Anahtar Parti İl Başkanı Şakircan Dinç olarak soruyoruz: “Bu bereketli topraklarda tarım neden kendi kendini karşılayamıyor?”
13 Yılda 7,9 Milyar Dolar Tarımsal Dış Ticaret Açığı
Resmî verilere göre 2013–2025 arasında:
* Tarımsal ithalat her yıl ihracatı aşmış,
* Toplamda 7,9 milyar dolarlık dış ticaret açığı oluşmuştur.
Bu tablo, suyu ve toprağı olan bir bölgede üretimin neden artmadığını sorgulatmaktadır.

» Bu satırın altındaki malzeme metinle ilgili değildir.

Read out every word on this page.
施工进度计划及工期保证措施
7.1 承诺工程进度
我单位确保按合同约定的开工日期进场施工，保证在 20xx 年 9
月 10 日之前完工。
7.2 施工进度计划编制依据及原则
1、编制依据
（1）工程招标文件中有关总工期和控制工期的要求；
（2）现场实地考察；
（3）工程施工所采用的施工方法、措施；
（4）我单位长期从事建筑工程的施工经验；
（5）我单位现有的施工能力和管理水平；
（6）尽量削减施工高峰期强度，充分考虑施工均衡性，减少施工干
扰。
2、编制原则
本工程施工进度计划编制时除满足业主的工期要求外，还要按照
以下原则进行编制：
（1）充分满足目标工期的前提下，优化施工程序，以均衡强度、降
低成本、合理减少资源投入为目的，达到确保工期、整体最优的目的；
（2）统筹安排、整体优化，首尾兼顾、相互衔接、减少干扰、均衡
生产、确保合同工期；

2023 Rakamları Fotoğrafı Netleştiriyor
2023 yılında bölge:
* Tarımsal ihracat: 1,3 milyar dolar
* Tarımsal ithalat: 1,6 milyar dolar
Tarım sektörü, bir yıl daha kendi ihtiyacını karşılayamamıştır.
A Parti İl Başkanı Dinç : “Sorun su değil, sorun toprak değil; sorun yönetim ve örgütlenme biçimidir.”

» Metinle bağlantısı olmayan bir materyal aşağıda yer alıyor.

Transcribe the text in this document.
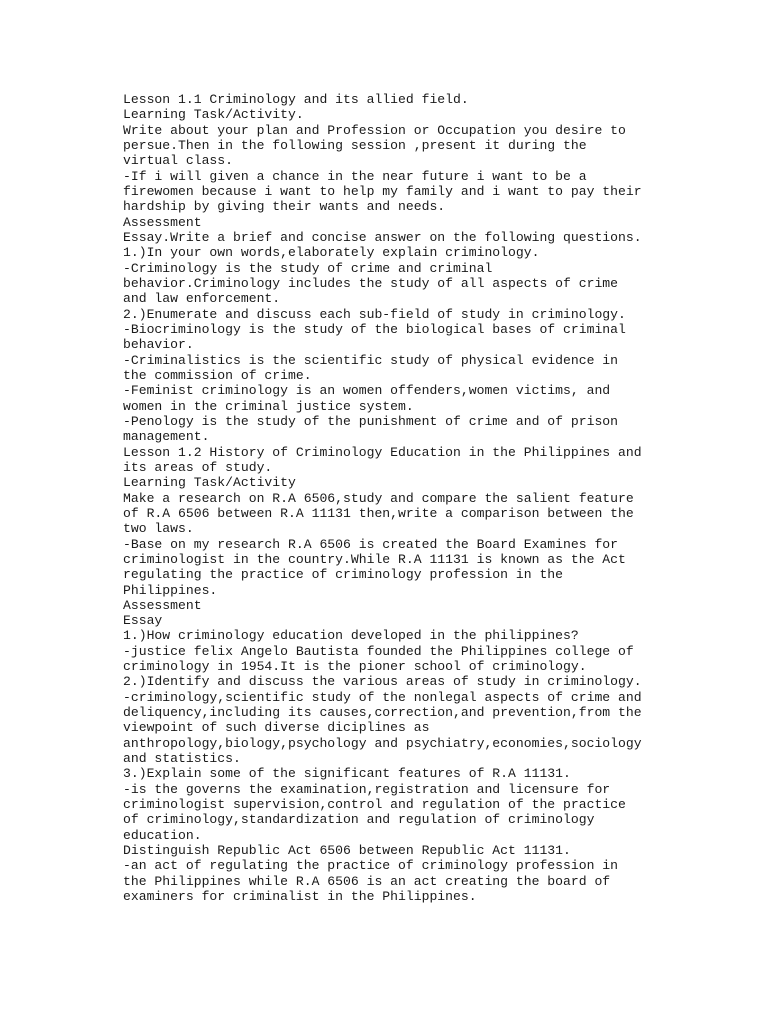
Lesson 1.1 Criminology and its allied field.
Learning Task/Activity.
Write about your plan and Profession or Occupation you desire to
persue.Then in the following session ,present it during the
virtual class.
-If i will given a chance in the near future i want to be a
firewomen because i want to help my family and i want to pay their
hardship by giving their wants and needs.
Assessment
Essay.Write a brief and concise answer on the following questions.
1.)In your own words,elaborately explain criminology.
-Criminology is the study of crime and criminal
behavior.Criminology includes the study of all aspects of crime
and law enforcement.
2.)Enumerate and discuss each sub-field of study in criminology.
-Biocriminology is the study of the biological bases of criminal
behavior.
-Criminalistics is the scientific study of physical evidence in
the commission of crime.
-Feminist criminology is an women offenders,women victims, and
women in the criminal justice system.
-Penology is the study of the punishment of crime and of prison
management.
Lesson 1.2 History of Criminology Education in the Philippines and
its areas of study.
Learning Task/Activity
Make a research on R.A 6506,study and compare the salient feature
of R.A 6506 between R.A 11131 then,write a comparison between the
two laws.
-Base on my research R.A 6506 is created the Board Examines for
criminologist in the country.While R.A 11131 is known as the Act
regulating the practice of criminology profession in the
Philippines.
Assessment
Essay
1.)How criminology education developed in the philippines?
-justice felix Angelo Bautista founded the Philippines college of
criminology in 1954.It is the pioner school of criminology.
2.)Identify and discuss the various areas of study in criminology.
-criminology,scientific study of the nonlegal aspects of crime and
deliquency,including its causes,correction,and prevention,from the
viewpoint of such diverse diciplines as
anthropology,biology,psychology and psychiatry,economies,sociology
and statistics.
3.)Explain some of the significant features of R.A 11131.
-is the governs the examination,registration and licensure for
criminologist supervision,control and regulation of the practice
of criminology,standardization and regulation of criminology
education.
Distinguish Republic Act 6506 between Republic Act 11131.
-an act of regulating the practice of criminology profession in
the Philippines while R.A 6506 is an act creating the board of
examiners for criminalist in the Philippines.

Gerçek Sorun: Yapısal Eşitsizlik ve Dağınık Üretim
Bu coğrafya binlerce yıldır dünyanın en verimli üretim havzalarından biridir.
Sorun doğal kaynaklarda değil, üretimi taşıyacak adil ve planlı bir yapının kurulamamasındadır.
Mevcut tablo:
* Toprağın %63’ü, nüfusun küçük bir bölümünün elinde.

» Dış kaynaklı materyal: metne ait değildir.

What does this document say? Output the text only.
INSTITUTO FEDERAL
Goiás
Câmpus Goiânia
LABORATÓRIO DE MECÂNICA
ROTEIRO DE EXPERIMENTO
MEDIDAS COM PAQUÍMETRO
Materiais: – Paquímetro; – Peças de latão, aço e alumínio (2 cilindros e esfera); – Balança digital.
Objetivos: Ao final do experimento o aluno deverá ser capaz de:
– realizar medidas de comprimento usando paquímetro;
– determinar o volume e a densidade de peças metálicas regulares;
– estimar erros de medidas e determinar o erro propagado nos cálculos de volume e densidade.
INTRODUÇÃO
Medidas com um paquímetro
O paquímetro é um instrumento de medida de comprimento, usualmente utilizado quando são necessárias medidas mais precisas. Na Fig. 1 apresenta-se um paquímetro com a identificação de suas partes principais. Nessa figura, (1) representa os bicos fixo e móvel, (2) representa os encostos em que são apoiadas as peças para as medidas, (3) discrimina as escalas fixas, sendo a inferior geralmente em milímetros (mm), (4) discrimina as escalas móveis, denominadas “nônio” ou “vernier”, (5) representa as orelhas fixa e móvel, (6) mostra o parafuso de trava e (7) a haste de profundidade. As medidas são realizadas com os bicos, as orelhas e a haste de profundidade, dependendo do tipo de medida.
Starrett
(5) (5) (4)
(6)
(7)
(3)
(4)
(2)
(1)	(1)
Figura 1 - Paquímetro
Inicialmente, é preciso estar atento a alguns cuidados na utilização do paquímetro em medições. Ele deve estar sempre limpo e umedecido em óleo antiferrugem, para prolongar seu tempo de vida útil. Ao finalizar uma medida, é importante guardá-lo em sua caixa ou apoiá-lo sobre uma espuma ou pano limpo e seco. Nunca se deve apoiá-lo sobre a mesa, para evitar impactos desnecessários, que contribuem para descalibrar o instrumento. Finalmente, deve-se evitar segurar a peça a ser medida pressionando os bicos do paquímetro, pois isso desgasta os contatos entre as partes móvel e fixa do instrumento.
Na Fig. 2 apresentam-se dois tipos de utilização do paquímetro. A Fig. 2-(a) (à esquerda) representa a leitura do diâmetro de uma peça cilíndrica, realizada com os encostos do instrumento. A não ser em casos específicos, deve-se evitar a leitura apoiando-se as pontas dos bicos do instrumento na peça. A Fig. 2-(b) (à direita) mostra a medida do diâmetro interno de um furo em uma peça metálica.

* Halkın %81,5’i yalnızca %37’lik araziyi işletiyor.
* Hanelerin %51’i küçük ve parçalı arazilere sahip.
* Üreticilerin %6’sı tamamen topraksız.
* Tarımsal gelirin %70’i, sadece %1,5’lik bir kesime gidiyor.
Bu dağılım, üretimi tabana yaymayı imkânsız hâle getiriyor. Refahın neden geniş halk kesimlerine ulaşmadığı burada saklıdır.
ÇÖZÜM: Birlikte Üretim ve Havza Koordinasyon Modeli
Sorun altyapı değil; üretimin örgütlenme biçimi ve gelir yapısıdır.
Bu nedenle İl Başkanı Dinç olarak çözümümüz nettir:
 Binlerce küçük çiftçi, kooperatif çatısı altında tek bir büyük üretim işletmesi gibi yönetilecek.
 Devlet girdileri karşılayacak: tohum, gübre, enerji, su.
 Üretim planlaması kooperatif tarafından yapılacak.
 Mahsulü devlet satın alacak.
Bu model sayesinde:
* Parçalı araziler tapular üreticinin cebinden kalmak şartıyla birlikte ekilecek birlikte yönetilecek,
* Küçük çiftçi büyük üreticiyle eşit şartlarda üretim yapacak,
* Gelir adaleti sağlanacak,
* Katma değerli ürün üretimi artacak (Antep fıstığında yağ, ezme, kaplama, endüstriyel ürün),
* Bölgenin dış ticaret açığı kapanacak,
* Halk, yıllardır ulaşamadığı refaha kavuşacaktır.
Sonuç: Sorun Doğal Kaynaklarda Değil, Üretim Modelindedir
İl Başkanı Dinç: “Toprak bizim. Su bizim. Baraj bizim. Ama üretim modeli bize ait değilse refah da milletimize ait olmaz.”
Artık: Bu toprağın gücü, bu halkın emeği, bu ülkenin kaynakları, birlikte üretim modeliyle buluşmalı; tarımsal dış ticaret açığı kapatılmalıdır.
Biz kararlıyız. Bu bereketli topraklar yeniden milletin sofrasına, üreticinin cebine güç verecek. Ve artık yalnızca birkaç büyük aile değil, bölgenin tamamı yükselecek.